A che cosa serve la guerra?
L'ex capo dello Shin Bet riflette sul vero obiettivo dell'offensiva a Gaza. Manca una prospettiva sul dopo. Biden non ottiene i soldi per Kiev. Patto Ue: stretta finale. Stasera Don Carlo alla Scala
L’ex capo dei servizi segreti israeliani Ami Ayalon in un’intervista alla Stampa di oggi dice: «Credo che questa sia una guerra giusta. È una guerra di difesa. Chiunque mi dirà che sbaglio, gli ricorderò cos'è la guerra. (…) Quello che manca a Israele è l'obiettivo politico. Sto combattendo, sto uccidendo, sto morendo per creare una realtà migliore per i palestinesi e gli israeliani? Se sì, sosterrò questa guerra. Se no, non ho una storia da raccontare ai miei figli e ai miei nipoti». Ayalon non è un pacifista. Potremmo dire che crede nella guerra. Ma non in questa guerra, se alla fine non creerà una situazione migliore. Anche nella dottrina classica della guerra giusta il tema dell’obiettivo, dello scopo proporzionato al danno, è centrale. Alla guerra di Gaza oggi manca una chiarezza di prospettiva sul fine, sullo scopo. Dice Ayalon: si vogliono ancora due popoli e due Stati? O no? Non a caso l’ex capo dei servizi cita la guerra del Kippur di 50 anni fa. Quel conflitto, vinto dall’esercito israeliano, aprì la strada al riconoscimento di Israele da parte dell’Egitto, che arrivò 5 anni dopo e che poi costò la vita ad Anwer El Sadat e l’esclusione del Cairo dalla Lega Araba per dieci anni. Ma mise in moto un processo fondamentale per il mondo arabo e per Israele.

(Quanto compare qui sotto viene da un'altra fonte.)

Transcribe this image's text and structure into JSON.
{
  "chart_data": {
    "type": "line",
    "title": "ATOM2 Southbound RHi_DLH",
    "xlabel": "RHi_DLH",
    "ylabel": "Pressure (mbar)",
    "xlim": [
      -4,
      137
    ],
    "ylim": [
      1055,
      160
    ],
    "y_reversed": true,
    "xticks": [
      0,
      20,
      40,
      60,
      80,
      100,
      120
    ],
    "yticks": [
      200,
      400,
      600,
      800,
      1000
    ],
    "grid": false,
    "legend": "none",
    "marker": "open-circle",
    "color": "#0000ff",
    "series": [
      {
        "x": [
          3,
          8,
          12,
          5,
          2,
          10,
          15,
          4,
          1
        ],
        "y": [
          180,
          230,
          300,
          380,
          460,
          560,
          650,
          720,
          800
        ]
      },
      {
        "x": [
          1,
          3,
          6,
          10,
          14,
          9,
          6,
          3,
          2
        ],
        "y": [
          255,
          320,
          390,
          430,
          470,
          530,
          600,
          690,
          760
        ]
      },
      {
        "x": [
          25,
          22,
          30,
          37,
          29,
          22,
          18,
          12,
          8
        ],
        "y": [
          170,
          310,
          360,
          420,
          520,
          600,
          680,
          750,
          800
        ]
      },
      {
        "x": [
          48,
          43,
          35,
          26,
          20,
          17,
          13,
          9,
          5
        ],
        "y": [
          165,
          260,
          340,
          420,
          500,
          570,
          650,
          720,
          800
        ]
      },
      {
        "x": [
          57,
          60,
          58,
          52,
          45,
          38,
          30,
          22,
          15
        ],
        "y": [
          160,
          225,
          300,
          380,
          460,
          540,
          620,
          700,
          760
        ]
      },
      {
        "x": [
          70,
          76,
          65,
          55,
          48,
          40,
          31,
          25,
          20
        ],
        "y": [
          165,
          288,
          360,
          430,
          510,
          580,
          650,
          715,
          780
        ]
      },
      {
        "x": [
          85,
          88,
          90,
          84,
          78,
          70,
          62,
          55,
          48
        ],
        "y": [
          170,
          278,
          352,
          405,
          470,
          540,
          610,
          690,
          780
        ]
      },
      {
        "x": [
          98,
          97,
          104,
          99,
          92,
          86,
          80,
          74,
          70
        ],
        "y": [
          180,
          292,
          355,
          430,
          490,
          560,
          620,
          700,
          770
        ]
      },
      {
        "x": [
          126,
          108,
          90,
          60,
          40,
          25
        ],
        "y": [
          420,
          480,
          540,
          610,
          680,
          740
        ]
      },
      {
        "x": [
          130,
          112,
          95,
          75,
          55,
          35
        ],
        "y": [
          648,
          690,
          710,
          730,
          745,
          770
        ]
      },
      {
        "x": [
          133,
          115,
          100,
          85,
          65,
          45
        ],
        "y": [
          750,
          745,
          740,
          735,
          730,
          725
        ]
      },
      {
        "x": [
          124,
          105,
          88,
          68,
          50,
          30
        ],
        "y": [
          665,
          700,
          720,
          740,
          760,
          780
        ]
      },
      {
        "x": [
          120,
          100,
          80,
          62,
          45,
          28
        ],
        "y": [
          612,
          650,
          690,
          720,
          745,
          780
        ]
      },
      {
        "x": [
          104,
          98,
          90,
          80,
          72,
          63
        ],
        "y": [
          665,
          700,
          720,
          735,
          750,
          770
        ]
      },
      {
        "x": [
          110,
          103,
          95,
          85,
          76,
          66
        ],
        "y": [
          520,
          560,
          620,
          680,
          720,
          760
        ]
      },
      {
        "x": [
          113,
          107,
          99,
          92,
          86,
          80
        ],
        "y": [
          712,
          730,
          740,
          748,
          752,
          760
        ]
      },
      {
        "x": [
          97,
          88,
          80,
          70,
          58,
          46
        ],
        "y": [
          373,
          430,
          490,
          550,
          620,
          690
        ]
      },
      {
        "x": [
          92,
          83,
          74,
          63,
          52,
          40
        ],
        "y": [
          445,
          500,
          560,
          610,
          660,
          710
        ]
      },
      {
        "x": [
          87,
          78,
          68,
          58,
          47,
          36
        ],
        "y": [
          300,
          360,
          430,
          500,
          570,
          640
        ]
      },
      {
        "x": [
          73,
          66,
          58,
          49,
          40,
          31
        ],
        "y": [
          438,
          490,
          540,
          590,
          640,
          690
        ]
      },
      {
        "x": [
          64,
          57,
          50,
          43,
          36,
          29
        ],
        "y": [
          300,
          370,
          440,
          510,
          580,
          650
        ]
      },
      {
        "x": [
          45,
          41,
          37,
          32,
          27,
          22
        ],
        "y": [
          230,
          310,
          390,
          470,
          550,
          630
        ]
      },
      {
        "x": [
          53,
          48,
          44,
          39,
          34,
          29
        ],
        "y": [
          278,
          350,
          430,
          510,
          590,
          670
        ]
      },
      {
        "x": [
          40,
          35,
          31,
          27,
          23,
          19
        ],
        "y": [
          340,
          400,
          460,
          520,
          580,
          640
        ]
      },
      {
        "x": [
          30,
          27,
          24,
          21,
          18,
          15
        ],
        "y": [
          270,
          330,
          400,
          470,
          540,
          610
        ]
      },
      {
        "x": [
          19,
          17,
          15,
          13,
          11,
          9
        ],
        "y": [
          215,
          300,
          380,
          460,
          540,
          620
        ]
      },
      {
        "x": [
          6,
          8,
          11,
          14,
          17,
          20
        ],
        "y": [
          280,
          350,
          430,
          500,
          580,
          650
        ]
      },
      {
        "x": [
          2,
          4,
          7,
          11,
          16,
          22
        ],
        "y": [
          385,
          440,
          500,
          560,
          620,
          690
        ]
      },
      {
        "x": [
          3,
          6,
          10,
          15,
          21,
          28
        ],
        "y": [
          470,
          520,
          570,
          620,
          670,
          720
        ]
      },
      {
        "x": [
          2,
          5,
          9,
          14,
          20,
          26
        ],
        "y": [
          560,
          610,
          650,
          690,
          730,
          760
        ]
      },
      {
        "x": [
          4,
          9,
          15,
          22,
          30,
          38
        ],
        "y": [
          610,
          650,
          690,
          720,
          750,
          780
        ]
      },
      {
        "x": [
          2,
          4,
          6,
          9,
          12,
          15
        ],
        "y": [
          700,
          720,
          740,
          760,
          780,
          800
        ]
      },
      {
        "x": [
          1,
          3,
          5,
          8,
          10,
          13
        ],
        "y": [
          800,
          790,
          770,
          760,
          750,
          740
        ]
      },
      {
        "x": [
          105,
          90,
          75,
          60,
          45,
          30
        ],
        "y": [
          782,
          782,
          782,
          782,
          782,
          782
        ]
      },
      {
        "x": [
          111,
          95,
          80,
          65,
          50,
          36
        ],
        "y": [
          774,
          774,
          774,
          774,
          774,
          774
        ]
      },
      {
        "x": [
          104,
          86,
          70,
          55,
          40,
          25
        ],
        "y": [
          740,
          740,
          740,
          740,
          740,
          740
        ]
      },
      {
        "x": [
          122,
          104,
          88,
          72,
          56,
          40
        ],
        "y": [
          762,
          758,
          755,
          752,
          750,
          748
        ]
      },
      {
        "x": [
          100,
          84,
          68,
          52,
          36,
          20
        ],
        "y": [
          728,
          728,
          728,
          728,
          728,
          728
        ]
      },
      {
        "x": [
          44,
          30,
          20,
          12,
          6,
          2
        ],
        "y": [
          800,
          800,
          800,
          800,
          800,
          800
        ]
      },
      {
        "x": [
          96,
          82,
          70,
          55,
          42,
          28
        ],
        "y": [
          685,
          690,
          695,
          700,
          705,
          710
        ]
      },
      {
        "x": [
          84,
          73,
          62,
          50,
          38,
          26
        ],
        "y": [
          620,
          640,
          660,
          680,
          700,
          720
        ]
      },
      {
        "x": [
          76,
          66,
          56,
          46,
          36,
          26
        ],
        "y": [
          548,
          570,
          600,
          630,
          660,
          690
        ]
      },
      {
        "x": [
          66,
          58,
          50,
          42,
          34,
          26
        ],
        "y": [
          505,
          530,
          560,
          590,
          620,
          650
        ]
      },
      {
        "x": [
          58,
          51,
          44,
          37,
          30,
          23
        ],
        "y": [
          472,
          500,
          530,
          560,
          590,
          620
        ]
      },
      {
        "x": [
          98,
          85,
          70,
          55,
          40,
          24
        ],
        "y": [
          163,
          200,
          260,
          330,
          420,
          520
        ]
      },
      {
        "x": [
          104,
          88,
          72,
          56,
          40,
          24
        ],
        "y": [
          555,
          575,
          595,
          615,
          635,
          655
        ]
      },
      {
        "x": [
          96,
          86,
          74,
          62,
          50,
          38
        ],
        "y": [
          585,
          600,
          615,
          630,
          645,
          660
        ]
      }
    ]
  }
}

I dubbi sulla guerra a Gaza non sono solo legati al numero delle vittime civili, alla crisi umanitaria, alla guerra che è sempre un’avventura senza ritorno. Ma alla mancanza di un chiaro fine e di una prospettiva sul dopo. Che non sia la semplice permanenza di Benjamin Netanyahu al potere. Per questo la pressante richiesta di un nuovo cessate il fuoco viene dal Papa, dall’Europa, dall’Onu ed è oggi realistica e concreta.